Friday, Sep. 01, 1961
Quadros Quits
Brazil's ever emotional and sometimes erratic President Janio Quadros outdid himself last week. "I have been beaten by forces against me, and so I leave the government," he cried. He resigned the presidency, and flew off back to his native Sao Paulo. He left the president of the Chamber of Deputies, a little-known politician named Pascoal Ranieri Mazzilli, to preside as caretaker in his stead.
"All my efforts," said Quadros in a farewell statement, "were in vain to lead this nation in the direction of its true economic and political freedom. I wanted Brazil for Brazilians. I had to face and fight corruption, lies and cowardliness. However, I feel crushed. Terrible forces came forward to fight me and to defame me . . ."
Bickering Prelude. It was a characteristically headlong performance by the 44-year-old politico, who took office seven months ago with the biggest popular majority in Brazilian history. It came after a week of feuding and fussing, touched off--not surprisingly--by the warmth of Quadros' welcome for Cuba's homeward-bound economic czar, Che Guevara. The Cuban did not arrive on schedule. Row on row of officials were left waiting at the Brasilia airport. When Che finally arrived without warning the next day, only a few mechanics were on hand. Quadros later put on his best blue serge to greet him, and give him an ardent reception, along with Brazil's highest award for foreigners, the order of the Cruzeiro do Sul.
The medal was too much. Rio's O Globo complained that "hung on the chest of a false Cuban and authentic Communist, the emblem of Christ's Cross has been completely devalued." Sharper still was the blast from sulphur-tongued Carlos Lacerda, governor of Guanabara state (which includes Rio de Janeiro), whose original election-campaign support for Quadros has since changed to dismay at Quadros' flirtation with Communists ("future hangmen of their fathers, spies of their brothers").
Outside the Door. In a quick reaction, Lacerda rounded up a group of anti-Castro Cubans headed by Manuel Antonio ("Tony") Varona and handed them the keys to Rio. Then, after calling up Quadros and being invited by him to dinner, Lacerda packed an overnight bag and rode an air force jet to Brasilia to carry his protest to the President in person. He found Quadros watching a movie in his private projection room, was offered a sandwich and told to start talking. He had hardly begun before Quadros excused himself and quietly phoned Justice Minister Pedroso Horta. "Call Carlos over to your house and see what he wants," said Quadros to Horta. When Lacerda finished talking to the Justice Minister and returned, he found his overnight bag sitting forlornly outside the presidential palace door. Janio was asleep, said an aide.

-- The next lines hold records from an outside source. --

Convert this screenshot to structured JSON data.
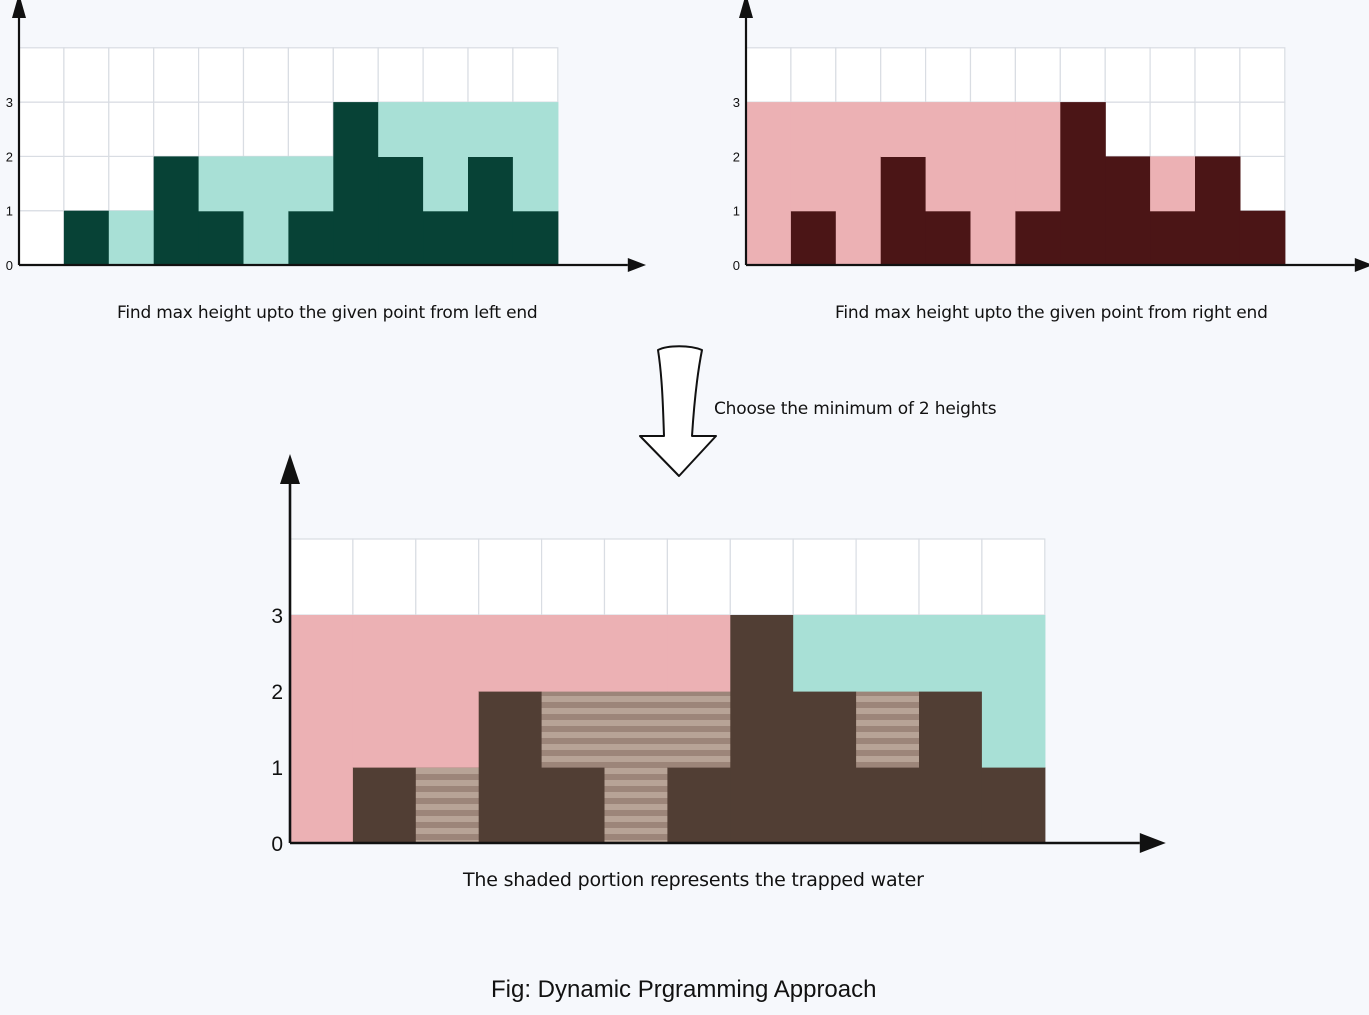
{
  "left_panel": {
    "caption": "Find max height upto the given point from left end",
    "y_ticks": [
      "0",
      "1",
      "2",
      "3"
    ],
    "bar_color": "#074236",
    "fill_color": "#a8e0d6"
  },
  "right_panel": {
    "caption": "Find max height upto the given point from right end",
    "y_ticks": [
      "0",
      "1",
      "2",
      "3"
    ],
    "bar_color": "#4b1516",
    "fill_color": "#ecb1b4"
  },
  "arrow": {
    "label": "Choose the minimum of 2 heights"
  },
  "bottom_panel": {
    "caption": "The shaded portion represents the trapped water",
    "y_ticks": [
      "0",
      "1",
      "2",
      "3"
    ],
    "bar_color": "#513e34",
    "left_fill_color": "#ecb1b4",
    "right_fill_color": "#a8e0d6",
    "water_color": "#b7a396"
  },
  "figure_caption": "Fig: Dynamic Prgramming Approach",
  "chart_data": {
    "type": "bar",
    "heights": [
      0,
      1,
      0,
      2,
      1,
      0,
      1,
      3,
      2,
      1,
      2,
      1
    ],
    "left_max": [
      0,
      1,
      1,
      2,
      2,
      2,
      2,
      3,
      3,
      3,
      3,
      3
    ],
    "right_max": [
      3,
      3,
      3,
      3,
      3,
      3,
      3,
      3,
      2,
      2,
      2,
      1
    ],
    "trapped_water": [
      0,
      0,
      1,
      0,
      1,
      2,
      1,
      0,
      0,
      1,
      0,
      0
    ],
    "ylim": [
      0,
      4
    ],
    "y_ticks": [
      0,
      1,
      2,
      3
    ]
  }
}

From then on it was undeclared war, and Lacerda is a formidable antagonist. He returned to Rio and announced that Justice Minister Horta had invited him to join a Quadros plot to grab more authority for himself by sending Brazil's holdover Congress into permanent recess. As Lacerda's charges began to stir a fuss, Quadros dramatically resigned. It was seven years and a day from the resignation and suicide of Brazilian Strongman Getulio Vargas, another President who had incurred Lacerda's wrath.
Quadros' resignation was impulsive--but not altogether rash. He knew that if critics feared his own flirtation with Communists, they would fear his successor even more. In Singapore, having just led a trade mission to Red China, ambitious Vice President Joao ("Jango") Goulart, 43, a labor-wooing leftist demagogue, hopped a plane for home. Opposed by Quadros but elected (with Communist support) under the Brazilian custom of permitting separate votes for President and Vice President, Goulart automatically would become President of Brazil the moment he touches Brazilian soil.
Once before, early in the presidential campaigning, Quadros dramatically resigned his candidacy in protest over the demands being made by parties supporting him. At that time, the result was a hair-trigger revolt by a few army and air force officers, pleas from across the nation for his return, and Quadros' final surrender to the popular will--after the parties released him from all commitments. The timing and execution of last week's resignation showed similar calculated recklessness. There were a few riotous demonstrations, including the stoning of the U.S. embassy in Rio* by 200 students. Foreign Minister Afonso Arinos urged Congress to "refuse the resignation, or else there will be chaos and civil war." And across Brazil, the pleading began for Quadros to return--presumably on his own terms again. His resignation would not become final until it is published in the official government gazette. But at week's end Quadros said: "I will not turn back. My decision is definite." He plans to travel abroad for three months, he said, "to avoid embarrassing the next President of Brazil. Senhor Goulart."
* Currently between ambassadors; President Kennedy announced the appointment of Harvard Economist (and Brazil Expert) Lincoln Gordon for the post last week.